Observers say that most people here earn their money through paid work.
Last updated: 27 May 2014
Singapore’s workforce continues to earn salaries in jobs that require hard work, patience, and Monday mornings. The tradition of rush hour continues as the second quarter of 2014 draws to a close. Analysts say that this is likely to continue into the foreseeable future.
According to the Land Transport Authority (LTA), an average of 4.1 million public transport journeys were made per day in 2012.
Said Dr. Quoteme Allthetime: “We don’t think about it a lot these days, but most people here are honest workers who concentrate on doing what is expected of them. As a people, we care about putting food on the table for our families, so we work, even though it gets difficult sometimes.”

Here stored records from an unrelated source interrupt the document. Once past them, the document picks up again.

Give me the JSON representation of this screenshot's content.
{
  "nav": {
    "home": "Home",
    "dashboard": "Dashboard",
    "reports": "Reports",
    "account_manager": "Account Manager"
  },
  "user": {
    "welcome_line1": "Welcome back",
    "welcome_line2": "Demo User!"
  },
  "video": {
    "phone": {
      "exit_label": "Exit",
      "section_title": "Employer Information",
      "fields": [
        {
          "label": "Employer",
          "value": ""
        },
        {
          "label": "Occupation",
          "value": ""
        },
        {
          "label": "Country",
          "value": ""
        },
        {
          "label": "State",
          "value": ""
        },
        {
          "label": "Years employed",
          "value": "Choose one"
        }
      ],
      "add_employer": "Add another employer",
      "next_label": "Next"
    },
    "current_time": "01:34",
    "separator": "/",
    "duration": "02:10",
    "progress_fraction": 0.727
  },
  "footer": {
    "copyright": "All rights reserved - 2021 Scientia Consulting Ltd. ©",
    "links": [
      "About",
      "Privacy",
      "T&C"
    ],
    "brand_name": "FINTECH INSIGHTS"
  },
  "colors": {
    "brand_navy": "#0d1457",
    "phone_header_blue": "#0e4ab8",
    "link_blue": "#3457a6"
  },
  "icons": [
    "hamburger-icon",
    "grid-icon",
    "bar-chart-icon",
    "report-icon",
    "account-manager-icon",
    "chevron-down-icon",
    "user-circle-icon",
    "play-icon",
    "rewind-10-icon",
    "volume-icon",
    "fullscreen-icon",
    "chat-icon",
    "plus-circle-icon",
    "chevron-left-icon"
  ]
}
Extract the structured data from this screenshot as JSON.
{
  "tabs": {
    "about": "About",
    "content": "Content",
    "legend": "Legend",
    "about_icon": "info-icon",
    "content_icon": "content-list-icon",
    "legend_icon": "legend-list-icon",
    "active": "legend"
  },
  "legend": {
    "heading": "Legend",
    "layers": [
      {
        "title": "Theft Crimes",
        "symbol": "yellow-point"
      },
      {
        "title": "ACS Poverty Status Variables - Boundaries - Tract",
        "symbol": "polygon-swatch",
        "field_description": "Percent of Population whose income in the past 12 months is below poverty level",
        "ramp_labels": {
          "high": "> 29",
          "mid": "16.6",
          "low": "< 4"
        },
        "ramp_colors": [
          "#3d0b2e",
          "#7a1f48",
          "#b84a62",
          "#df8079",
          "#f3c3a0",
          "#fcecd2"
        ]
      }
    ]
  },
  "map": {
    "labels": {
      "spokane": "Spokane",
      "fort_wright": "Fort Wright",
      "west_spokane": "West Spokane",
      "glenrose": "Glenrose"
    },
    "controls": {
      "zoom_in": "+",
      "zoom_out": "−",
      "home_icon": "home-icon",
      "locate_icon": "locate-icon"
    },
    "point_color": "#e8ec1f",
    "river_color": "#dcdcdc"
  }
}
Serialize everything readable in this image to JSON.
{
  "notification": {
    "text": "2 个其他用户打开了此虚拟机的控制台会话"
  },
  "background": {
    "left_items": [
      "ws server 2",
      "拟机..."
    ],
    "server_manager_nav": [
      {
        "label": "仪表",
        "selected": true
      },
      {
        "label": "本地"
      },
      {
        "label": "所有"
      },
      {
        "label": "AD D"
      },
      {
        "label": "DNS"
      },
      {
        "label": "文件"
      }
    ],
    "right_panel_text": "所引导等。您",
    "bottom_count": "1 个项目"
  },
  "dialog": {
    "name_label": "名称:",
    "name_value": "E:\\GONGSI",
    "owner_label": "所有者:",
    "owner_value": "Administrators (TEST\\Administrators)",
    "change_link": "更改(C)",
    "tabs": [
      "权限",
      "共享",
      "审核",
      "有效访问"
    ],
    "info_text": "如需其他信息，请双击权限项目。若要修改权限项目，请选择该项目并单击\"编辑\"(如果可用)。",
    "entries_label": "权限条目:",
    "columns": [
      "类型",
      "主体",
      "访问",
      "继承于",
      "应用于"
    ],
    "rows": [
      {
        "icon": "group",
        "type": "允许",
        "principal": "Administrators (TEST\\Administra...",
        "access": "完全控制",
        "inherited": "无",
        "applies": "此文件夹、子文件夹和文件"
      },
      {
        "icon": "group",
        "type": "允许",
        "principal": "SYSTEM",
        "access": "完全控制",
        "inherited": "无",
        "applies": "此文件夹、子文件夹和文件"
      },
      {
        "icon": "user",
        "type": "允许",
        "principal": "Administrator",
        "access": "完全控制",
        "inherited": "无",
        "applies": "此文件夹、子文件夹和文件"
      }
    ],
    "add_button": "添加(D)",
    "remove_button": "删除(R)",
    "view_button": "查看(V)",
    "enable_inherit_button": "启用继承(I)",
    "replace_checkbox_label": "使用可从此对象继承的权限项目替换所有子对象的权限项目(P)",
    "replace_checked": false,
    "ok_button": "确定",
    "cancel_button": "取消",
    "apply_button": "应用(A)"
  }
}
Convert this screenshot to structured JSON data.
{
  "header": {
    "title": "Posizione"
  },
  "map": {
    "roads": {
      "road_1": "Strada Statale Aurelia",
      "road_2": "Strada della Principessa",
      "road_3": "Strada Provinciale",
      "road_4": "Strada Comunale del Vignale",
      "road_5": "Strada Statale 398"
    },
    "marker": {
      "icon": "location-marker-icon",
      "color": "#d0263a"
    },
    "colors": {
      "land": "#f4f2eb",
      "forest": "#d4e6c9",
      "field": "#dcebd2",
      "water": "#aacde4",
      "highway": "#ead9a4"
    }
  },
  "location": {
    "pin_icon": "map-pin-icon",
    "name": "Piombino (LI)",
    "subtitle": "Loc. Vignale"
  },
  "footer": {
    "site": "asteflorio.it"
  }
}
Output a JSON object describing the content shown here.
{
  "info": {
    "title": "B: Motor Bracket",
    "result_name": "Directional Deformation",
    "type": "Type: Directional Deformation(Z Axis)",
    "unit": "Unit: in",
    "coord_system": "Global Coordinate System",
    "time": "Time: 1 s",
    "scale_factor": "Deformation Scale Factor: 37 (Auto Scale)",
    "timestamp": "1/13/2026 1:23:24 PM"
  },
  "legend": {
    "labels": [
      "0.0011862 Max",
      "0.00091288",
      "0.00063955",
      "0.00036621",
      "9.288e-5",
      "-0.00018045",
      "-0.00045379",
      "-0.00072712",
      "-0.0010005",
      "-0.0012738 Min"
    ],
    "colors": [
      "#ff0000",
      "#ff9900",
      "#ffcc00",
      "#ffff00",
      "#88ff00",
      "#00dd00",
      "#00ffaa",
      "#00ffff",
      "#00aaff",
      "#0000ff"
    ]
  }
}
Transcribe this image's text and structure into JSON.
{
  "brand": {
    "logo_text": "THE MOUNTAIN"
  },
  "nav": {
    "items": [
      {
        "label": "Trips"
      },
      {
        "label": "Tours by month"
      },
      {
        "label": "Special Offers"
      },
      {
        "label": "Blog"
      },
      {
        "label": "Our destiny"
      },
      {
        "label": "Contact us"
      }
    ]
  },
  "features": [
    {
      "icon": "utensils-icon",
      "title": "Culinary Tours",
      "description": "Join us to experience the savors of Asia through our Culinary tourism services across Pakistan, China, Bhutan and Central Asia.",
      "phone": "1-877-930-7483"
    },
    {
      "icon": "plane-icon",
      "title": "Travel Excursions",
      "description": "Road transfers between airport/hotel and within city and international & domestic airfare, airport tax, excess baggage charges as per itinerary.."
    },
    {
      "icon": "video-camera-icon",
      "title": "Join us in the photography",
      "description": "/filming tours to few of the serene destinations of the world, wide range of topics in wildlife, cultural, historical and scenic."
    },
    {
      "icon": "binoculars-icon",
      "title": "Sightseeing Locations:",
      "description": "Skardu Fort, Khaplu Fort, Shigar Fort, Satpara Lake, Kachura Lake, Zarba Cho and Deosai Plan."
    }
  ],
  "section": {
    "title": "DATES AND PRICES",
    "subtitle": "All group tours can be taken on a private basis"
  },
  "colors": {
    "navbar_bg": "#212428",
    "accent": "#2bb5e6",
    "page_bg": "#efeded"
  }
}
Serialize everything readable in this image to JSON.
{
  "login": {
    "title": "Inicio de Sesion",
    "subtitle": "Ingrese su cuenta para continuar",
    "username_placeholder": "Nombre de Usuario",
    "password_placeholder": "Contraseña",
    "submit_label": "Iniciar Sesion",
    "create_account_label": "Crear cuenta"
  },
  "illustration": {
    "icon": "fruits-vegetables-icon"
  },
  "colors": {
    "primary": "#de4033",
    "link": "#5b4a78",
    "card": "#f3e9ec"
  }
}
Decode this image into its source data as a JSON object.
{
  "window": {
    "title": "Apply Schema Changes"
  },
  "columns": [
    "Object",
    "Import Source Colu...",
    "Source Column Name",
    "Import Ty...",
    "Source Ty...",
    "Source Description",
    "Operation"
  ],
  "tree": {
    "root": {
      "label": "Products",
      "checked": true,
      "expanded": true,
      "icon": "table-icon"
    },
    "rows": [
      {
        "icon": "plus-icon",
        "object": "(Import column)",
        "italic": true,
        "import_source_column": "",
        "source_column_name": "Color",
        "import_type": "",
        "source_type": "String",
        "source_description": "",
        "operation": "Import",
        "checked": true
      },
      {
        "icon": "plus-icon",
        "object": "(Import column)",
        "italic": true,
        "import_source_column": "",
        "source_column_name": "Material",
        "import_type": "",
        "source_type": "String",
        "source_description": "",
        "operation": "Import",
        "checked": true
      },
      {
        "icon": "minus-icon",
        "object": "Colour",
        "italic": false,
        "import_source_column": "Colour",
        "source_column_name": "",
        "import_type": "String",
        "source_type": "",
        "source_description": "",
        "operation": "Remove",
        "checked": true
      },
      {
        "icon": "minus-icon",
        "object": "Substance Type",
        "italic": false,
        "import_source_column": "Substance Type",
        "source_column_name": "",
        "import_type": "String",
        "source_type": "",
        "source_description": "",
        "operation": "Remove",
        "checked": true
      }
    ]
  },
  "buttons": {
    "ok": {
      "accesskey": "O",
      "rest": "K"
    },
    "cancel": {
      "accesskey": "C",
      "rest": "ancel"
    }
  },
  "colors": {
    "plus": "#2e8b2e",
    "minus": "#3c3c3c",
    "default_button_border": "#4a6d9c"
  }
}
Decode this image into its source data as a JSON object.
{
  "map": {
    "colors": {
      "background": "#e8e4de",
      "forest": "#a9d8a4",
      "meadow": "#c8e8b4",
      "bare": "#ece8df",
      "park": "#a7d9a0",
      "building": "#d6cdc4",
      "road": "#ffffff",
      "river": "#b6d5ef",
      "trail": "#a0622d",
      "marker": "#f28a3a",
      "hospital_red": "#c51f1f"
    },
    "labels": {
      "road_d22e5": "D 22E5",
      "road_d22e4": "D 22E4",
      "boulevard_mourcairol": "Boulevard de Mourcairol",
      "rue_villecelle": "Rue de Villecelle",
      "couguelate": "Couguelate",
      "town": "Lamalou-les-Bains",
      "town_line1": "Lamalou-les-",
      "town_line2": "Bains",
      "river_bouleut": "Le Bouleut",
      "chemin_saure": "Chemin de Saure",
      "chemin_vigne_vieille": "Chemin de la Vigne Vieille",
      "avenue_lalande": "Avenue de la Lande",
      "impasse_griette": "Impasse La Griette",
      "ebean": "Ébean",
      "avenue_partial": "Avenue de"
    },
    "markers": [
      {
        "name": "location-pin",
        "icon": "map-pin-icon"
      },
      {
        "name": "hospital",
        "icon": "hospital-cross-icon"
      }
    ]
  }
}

Adding to Dr. Allthetime’s sentiments is Professor Ohno Nobodylefttocallforquotes: “Singaporeans are a very decent bunch. The vast majority of us don’t take bribes. When we see corruption occurring, as a nation we tend to name and shame the wrongdoers quickly, reinforcing the idea that people should work hard for their wealth and money.”
A commuter this reporter spoke to in his head, Mr. Everyday Gotowork is resigned to his fate: “Money go to this loan (sic), that loan (sic), how to not work? Got no work then jialat ah! (very sic)”
Another commuter summed up the sentiment on the ground: “Wah piang, I trying to go to work lah, where got newspaper want to interview me? Who cares? Siam, siam! (very very sic)”
Jialat: to be in a state of trouble
Siam (see-Ahm): get out of the way
Of course this is satire. Let’s all stop to consider what daily exposure to the news really means for us. Are we getting information that is truly important, or are we letting someone else define for us what we should view as “important”?